4. Zuhud terhadap manusia.
5. Zuhud terhadap diri sendiri, dengan cara
mempermudah dirinya dalam beribadah di jalan Allah.
6. Zuhud terhadap perkara keseluruhan, yaitu
zuhud terhadap perkara-perkara selain untuk Allah dan setiap perkara yang
menyibukkanmu dari diri-Nya.
Dan
zuhud yang paling utama adalah memelihara zuhud itu sendiri… hati yang
bergantung pada syahwat maka tidak sah zuhud dan wara’nya.[5]
C.
Pengertian dari khouf dan raja’
a)
Pengertian khouf.
Secara bahasa khauf adalah
lawan kata al-amnu. Al-Amnu adalah rasa aman, maka khauf berarti rasa takut.
Secara istilah khauf adalah pengetahuan yang dimiliki seorang hamba di dalam
hatinya tentang kebesaran dan keagungan Allah serta kepedihan siksa-Nya.
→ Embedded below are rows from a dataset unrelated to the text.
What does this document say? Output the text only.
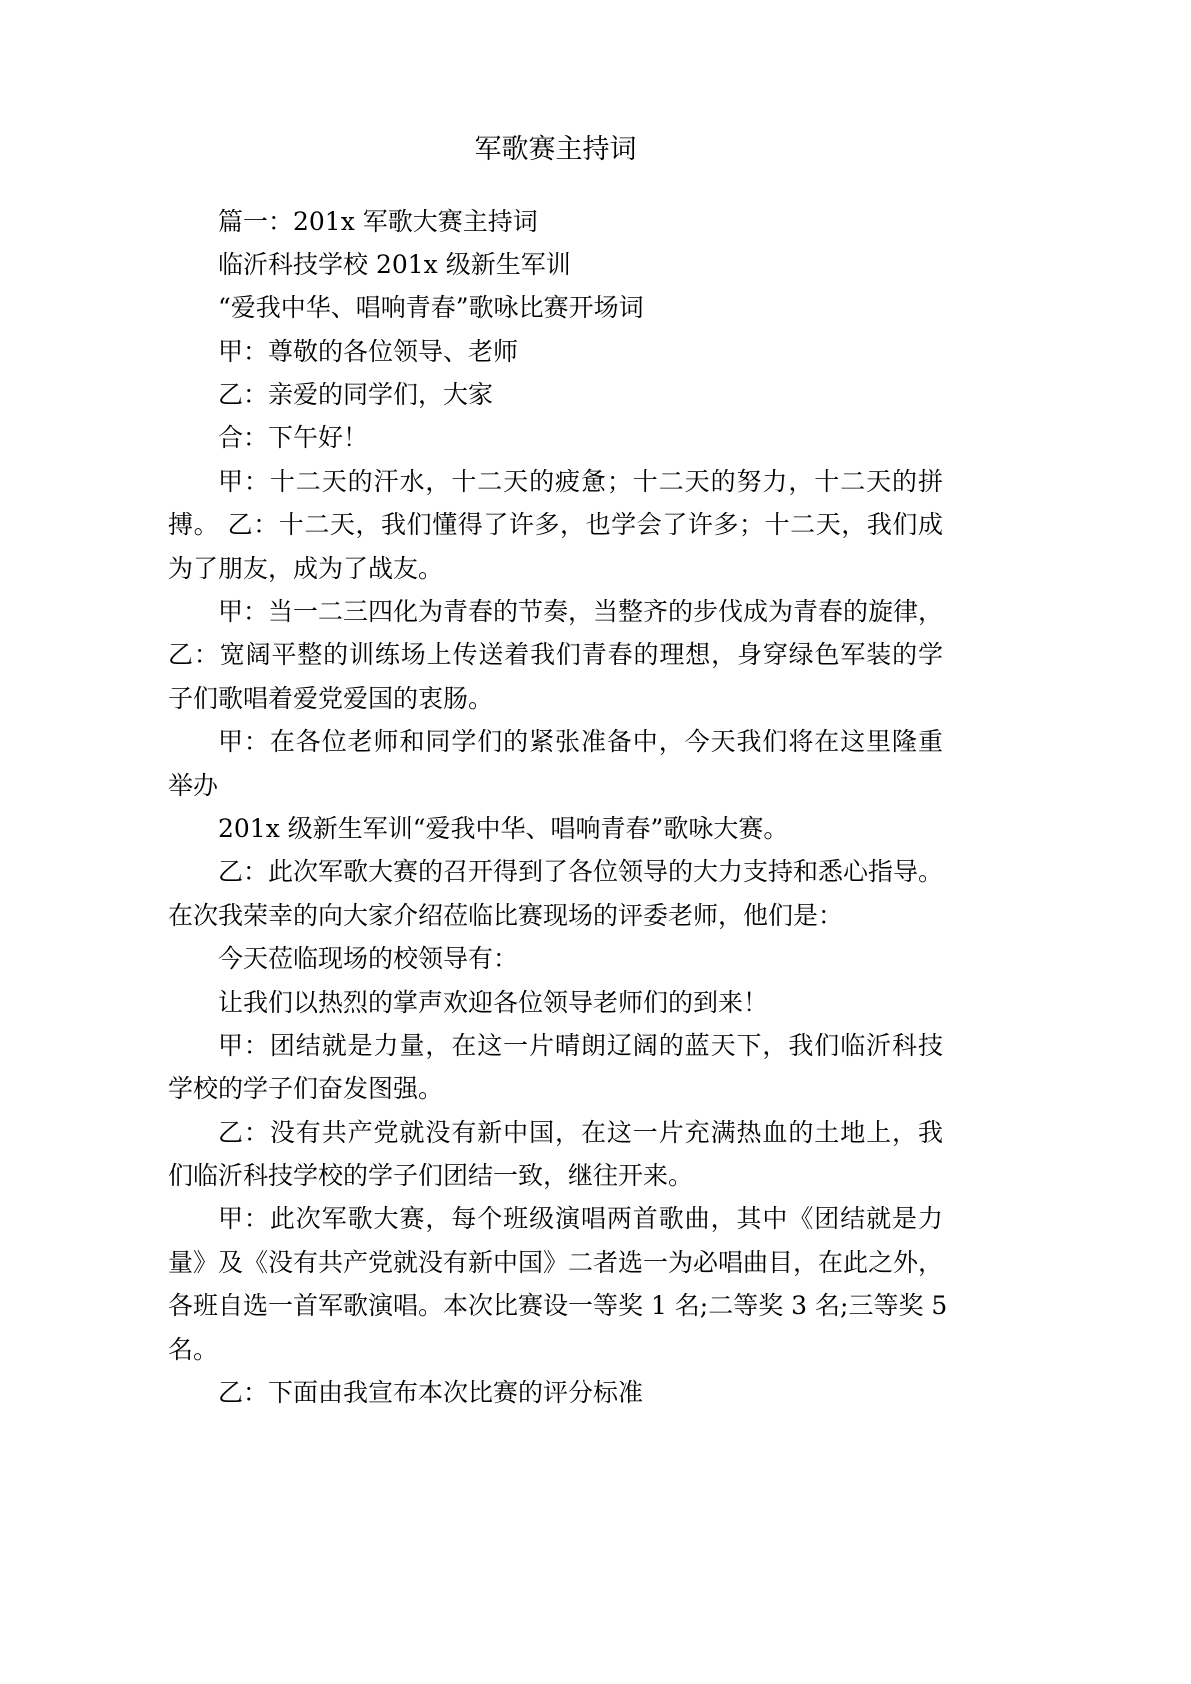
军歌赛主持词
篇一：201x 军歌大赛主持词
临沂科技学校 201x 级新生军训
“爱我中华、唱响青春”歌咏比赛开场词
甲：尊敬的各位领导、老师
乙：亲爱的同学们，大家
合：下午好！
甲：十二天的汗水，十二天的疲惫；十二天的努力，十二天的拼
搏。 乙：十二天，我们懂得了许多，也学会了许多；十二天，我们成
为了朋友，成为了战友。
甲：当一二三四化为青春的节奏，当整齐的步伐成为青春的旋律，
乙：宽阔平整的训练场上传送着我们青春的理想，身穿绿色军装的学
子们歌唱着爱党爱国的衷肠。
甲：在各位老师和同学们的紧张准备中，今天我们将在这里隆重
举办
201x 级新生军训“爱我中华、唱响青春”歌咏大赛。
乙：此次军歌大赛的召开得到了各位领导的大力支持和悉心指导。
在次我荣幸的向大家介绍莅临比赛现场的评委老师，他们是：
今天莅临现场的校领导有：
让我们以热烈的掌声欢迎各位领导老师们的到来！
甲：团结就是力量，在这一片晴朗辽阔的蓝天下，我们临沂科技
学校的学子们奋发图强。
乙：没有共产党就没有新中国，在这一片充满热血的土地上，我
们临沂科技学校的学子们团结一致，继往开来。
甲：此次军歌大赛，每个班级演唱两首歌曲，其中《团结就是力
量》及《没有共产党就没有新中国》二者选一为必唱曲目，在此之外，
各班自选一首军歌演唱。本次比赛设一等奖 1 名;二等奖 3 名;三等奖 5
名。
乙：下面由我宣布本次比赛的评分标准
Khauf (Takut) adalah tempat
persinggahan yang amat penting dan paling bermanfaat bagi hati. Ini merupakan
keharusan bagi setiap orang. Firman Allah dalam QS. Ali Imran: 175:
فلا تخافوهم و خافون إن كنتم مؤمنين
“Karena itu janganlah kalian
takut kepada mereka, tetapi takutlah kepada-Ku, jika kalian benar-benar orang
yang beriman.” (Qs. Ali Imran: 175).
b) Pengertian raja’
Pengertian raja’ secara bahasa, berasal dari bahasa arab, yaitu “rojaun”
yang berarti harapan atau berharap. Raja’ adalah perasaan hati yang senang
karena menanti sesuatu yang diinginkan dan disenangi. Secara terminologi, raja’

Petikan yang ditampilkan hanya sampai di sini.